Abortion has not been a top issue raised in Democratic debates so far, despite the growing number of threats to access across the country. But with strong support of abortion rights among the long list of candidates, the 2020 election provides an opportunity to eliminate federal funding restrictions on abortion. Notably, these restrictions go beyond funding within the United States, with the Global Gag Rule playing a key role in U.S. aid abroad.
U.S. taxpayer dollars have been prohibited from being used for abortion care since 1973, through the Helms Amendment, which states that no foreign assistance can be used to pay for abortion services as a means of family planning.
The Global Gag Rule takes this type of restriction even further. Formally called the Mexico City policy, the rule places strict limits on U.S. global health aid by preventing U.S. aid-funded organizations from providing information or services about abortion. It requires foreign non-governmental organizations (NGOs) to agree that they will not “perform or actively promote abortion as a method of family planning” with any funding—regardless of whether the United States is the source of those funds—as a condition for receiving U.S. family planning assistance. The rule was first announced by the Reagan Administration and has subsequently been revoked and reinstated by Democratic and Republican presidents, respectively.
But the Trump Administration went even further in enacting the policy. The Global Gag Rule was expanded by President Trump in 2017 to include most other forms of U.S. global health assistance, rather than just family planning funding from the U.S. Agency for International Development (USAID) and the Department of State. This extends the rule to affect a funding pool 15 times larger than that of the George W. Bush-era policy.

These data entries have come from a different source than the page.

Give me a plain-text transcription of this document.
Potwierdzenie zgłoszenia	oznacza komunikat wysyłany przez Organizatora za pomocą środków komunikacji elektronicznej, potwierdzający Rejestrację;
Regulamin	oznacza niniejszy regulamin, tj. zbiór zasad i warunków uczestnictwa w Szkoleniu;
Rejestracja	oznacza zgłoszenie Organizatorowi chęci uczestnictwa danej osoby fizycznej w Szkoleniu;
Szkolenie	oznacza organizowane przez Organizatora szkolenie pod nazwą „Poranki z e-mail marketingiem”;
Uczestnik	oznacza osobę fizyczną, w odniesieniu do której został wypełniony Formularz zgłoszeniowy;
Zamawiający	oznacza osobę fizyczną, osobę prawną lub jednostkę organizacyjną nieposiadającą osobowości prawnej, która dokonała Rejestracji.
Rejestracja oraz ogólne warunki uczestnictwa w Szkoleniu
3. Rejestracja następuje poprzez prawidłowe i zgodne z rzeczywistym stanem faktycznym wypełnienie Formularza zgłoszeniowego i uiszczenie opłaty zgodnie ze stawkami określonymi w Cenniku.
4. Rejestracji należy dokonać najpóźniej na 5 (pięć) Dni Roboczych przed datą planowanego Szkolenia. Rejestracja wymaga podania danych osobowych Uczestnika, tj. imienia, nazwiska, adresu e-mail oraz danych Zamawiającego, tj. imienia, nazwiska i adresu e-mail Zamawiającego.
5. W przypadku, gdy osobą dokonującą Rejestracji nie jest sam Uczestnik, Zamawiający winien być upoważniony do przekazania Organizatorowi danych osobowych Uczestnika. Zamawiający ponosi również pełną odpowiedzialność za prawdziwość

Work is being done to document the effects of this iteration of the Global Gag Rule. The policy has led to diminished reproductive health and humanitarian aid services, disruption to non-U.S. donors, reduced advocacy work, and high costs for organizations attempting to comply with the policy. Qualitative research has demonstrated exacerbated barriers to health care, funding gaps, and overall confusion and misunderstanding among the global health community.
In addition to this evidence, a few studies have examined past implementations of the Global Gag Rule to measure the effects on fertility and other outcomes. These studies provide estimates of the impact of the policy on a range of countries in sub-Saharan Africa, allowing researchers to quantify what impact this rule has had in the past—and providing insight to what may be occurring with the latest iteration of the policy.
Bendavid et al. (2011) evaluated whether the gag rule was associated with changes in the inferred abortion rate in 20 African countries. The authors compared the periods of 1994 to 2000 and 2001 to 2008, around the 2001 reinstatement of the rule by George W. Bush. Countries that received higher assistance for family planning and reproductive health when the policy was not in place were classified as high-exposure countries.
The analysis found that the inferred abortion rate significantly increased for women in those countries once the Global Gag Rule was implemented: after adjusting for a number of related factors, women in highly-exposed countries were over two and a half times as likely to have an abortion. So even though this policy is put into place by politicians opposing abortion, the abortion rate goes up while it is in effect. This is likely due to reduced access to contraceptive services caused by the rule’s limits on U.S. family planning aid.
Jones (2011) took this type of evaluation further by examining actual abortion data within one country—Ghana—and using actual woman-level data rather than estimations. Unlike Bendavid et al., Jones analyzes the effects over three changes in the policy’s implementation rather than just 2001.
The findings are once again counterintuitive to the stated goal of the Global Gag Rule: no demographic group reduced use of abortion. Instead, women in rural areas actually increased their abortion use when the policy was in effect.
Jones is also able to quantify why this increase in abortion use occurred. She finds that the lack of contraceptives available during the years of the policy caused a 12 percent increase in pregnancies to rural women.
More recent research by Brooks et al. provides even more evidence that the Global Gag Rule increases abortion prevalence in sub-Saharan Africa. Again, a reduction in contraceptive use is found, paired with an increase in abortion rates in countries with high levels of exposure to the policy.
These rigorous evaluations provide evidence that the Global Gag Rule not only reduces access to contraceptive services—it actually increases use of abortion. Forty-five percent of abortions are unsafe, with the proportion even higher in countries with more restrictive abortion laws. By cutting off access to safe abortion services, while also reducing access to contraception, it may be pushing even more women and girls to seek unsafe abortion.
This research illuminates some of the important, and often overlooked, effects of U.S. policies. Not only will the 2020 election determine access to reproductive health services in the United States, but it also has the potential to impact the health of women and girls around the world.